According to the reports from Tskhinvali supporters of Alla Jioyeva, an opposition candidate whose victory in the November 27 presidential runoff was annulled, kept ninth all-night vigil in Tskhinvali’s central square overnight on Saturday and are now waiting for Kokoity to announce about his resignation.
RIA Novosti news agency reported quoting a source from Kokoity’s administration that outgoing leader would announce about quitting the post at 5pm local time on Saturday.
“I have good news for you,” Jioyeva told few hundred cheering supporters outside the governmental building late on Friday night after talks with Kokoity and a Kremlin official. “I have never been guided by personal interests and the state’s interests have always prevailed over personal ones; that’s what we did now too. The South Ossetian society was seriously divided, standing on the opposite sides of barricades… I believe that today’s deal will help to consolidate the South Ossetian society and it will confirm that we are standing on the path of serious democratic changes.”

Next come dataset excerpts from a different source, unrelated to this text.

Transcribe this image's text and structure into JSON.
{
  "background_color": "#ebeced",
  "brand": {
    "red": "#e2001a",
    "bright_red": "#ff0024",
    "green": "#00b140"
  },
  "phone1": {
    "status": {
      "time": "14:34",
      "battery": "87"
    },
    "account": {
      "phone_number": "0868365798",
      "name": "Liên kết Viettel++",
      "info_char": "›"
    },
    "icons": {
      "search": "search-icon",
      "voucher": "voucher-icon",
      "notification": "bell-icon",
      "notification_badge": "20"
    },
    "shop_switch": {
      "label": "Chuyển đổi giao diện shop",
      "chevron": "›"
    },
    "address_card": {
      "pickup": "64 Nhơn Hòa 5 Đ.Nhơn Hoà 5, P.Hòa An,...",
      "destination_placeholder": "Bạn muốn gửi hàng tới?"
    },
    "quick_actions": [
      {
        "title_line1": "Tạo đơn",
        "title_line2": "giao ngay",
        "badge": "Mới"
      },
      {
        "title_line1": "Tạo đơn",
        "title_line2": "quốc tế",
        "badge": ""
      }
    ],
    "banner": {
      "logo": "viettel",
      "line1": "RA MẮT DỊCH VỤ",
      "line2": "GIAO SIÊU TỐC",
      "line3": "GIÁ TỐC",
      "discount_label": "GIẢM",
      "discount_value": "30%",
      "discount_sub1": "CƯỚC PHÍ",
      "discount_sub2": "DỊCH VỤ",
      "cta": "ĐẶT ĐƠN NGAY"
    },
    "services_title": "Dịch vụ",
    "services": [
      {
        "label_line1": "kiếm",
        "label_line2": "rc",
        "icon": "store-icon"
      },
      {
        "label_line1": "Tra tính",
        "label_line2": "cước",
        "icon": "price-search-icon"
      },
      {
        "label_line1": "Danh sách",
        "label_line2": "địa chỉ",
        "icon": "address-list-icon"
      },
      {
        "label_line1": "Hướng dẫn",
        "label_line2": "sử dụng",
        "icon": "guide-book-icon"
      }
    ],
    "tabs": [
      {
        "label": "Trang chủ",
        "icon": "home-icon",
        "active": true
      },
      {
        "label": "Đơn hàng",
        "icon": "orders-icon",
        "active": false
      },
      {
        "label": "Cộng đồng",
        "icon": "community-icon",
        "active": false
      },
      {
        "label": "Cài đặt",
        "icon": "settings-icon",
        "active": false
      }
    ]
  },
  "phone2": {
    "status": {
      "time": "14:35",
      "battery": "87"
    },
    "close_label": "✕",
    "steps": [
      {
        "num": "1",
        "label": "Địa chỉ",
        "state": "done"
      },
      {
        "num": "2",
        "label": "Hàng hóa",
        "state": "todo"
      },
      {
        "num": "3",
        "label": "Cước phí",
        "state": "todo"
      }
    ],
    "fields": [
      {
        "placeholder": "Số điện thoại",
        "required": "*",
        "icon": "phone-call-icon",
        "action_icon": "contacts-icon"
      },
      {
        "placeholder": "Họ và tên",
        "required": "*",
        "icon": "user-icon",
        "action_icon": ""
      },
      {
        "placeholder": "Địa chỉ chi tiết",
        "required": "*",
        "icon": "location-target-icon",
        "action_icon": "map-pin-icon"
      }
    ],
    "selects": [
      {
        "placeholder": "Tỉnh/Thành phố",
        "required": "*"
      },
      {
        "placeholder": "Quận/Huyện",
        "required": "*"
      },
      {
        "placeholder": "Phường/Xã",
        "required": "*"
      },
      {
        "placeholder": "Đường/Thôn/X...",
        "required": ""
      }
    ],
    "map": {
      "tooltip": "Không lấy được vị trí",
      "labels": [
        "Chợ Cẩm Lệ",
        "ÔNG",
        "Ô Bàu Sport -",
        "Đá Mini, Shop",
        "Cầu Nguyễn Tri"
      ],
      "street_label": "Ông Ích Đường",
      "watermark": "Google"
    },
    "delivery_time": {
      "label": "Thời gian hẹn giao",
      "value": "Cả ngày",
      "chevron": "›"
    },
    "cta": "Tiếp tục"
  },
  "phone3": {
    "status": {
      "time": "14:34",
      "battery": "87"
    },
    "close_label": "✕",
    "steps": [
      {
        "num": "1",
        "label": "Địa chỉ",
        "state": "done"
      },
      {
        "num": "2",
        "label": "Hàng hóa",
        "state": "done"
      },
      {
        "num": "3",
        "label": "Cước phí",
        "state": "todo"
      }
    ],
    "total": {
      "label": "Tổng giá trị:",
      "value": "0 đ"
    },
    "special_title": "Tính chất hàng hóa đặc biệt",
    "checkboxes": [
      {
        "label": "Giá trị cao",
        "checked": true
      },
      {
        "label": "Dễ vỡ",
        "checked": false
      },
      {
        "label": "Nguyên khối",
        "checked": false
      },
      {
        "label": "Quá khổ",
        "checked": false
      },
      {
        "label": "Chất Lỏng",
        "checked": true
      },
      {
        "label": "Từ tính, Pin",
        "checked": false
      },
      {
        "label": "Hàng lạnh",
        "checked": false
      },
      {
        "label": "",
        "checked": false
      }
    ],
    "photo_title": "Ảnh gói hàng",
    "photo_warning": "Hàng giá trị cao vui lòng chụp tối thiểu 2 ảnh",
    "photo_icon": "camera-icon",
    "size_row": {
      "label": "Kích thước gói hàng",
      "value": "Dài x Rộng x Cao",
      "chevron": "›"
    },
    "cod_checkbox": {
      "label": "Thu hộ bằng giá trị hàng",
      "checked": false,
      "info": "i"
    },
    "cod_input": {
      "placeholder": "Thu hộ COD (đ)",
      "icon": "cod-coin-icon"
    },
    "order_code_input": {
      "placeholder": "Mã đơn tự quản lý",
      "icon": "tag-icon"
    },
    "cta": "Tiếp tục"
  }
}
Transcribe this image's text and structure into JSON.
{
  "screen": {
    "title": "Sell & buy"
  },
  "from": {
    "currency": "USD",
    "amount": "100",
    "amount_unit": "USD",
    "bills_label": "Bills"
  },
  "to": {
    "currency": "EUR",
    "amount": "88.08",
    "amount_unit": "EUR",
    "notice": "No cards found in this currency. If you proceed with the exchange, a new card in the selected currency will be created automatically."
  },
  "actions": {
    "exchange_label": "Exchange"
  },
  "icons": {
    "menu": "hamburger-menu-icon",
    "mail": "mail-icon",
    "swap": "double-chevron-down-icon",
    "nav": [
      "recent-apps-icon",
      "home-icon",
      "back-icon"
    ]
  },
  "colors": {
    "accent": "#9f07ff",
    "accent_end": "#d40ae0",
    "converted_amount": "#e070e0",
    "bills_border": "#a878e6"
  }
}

The deal, dubbed as a compromise agreement, paves way for repeat presidential election on March 25, 2012 in which Jioyeva will have the right to run. Previously she was strongly against of any repeat polls, saying that her victory over Kremlin-backed candidate Anatoly Bibilov was stolen by the authorities when they annulled results of the November 27 presidential runoff. Before the deal Kokoity was also strongly against of stepping down before the repeat election in March. Some of his closest allies, including chief prosecutor, his deputy and chairman of supreme court will also resign, according to the deal.
PM Vadim Brovtsev, not a native of South Ossetia who was sent into the breakaway region from Russia to lead its government in summer, 2009, will assume duties of an interim leader before the inauguration of a new leader, elected in the March polls. It was earlier reported by some supporters of Jioyeva that an opposition representative would be appointed as Brovtsev’s deputy as part of the deal; the text of the agreement posted on local official news agency’s website, however, does not contain such provision.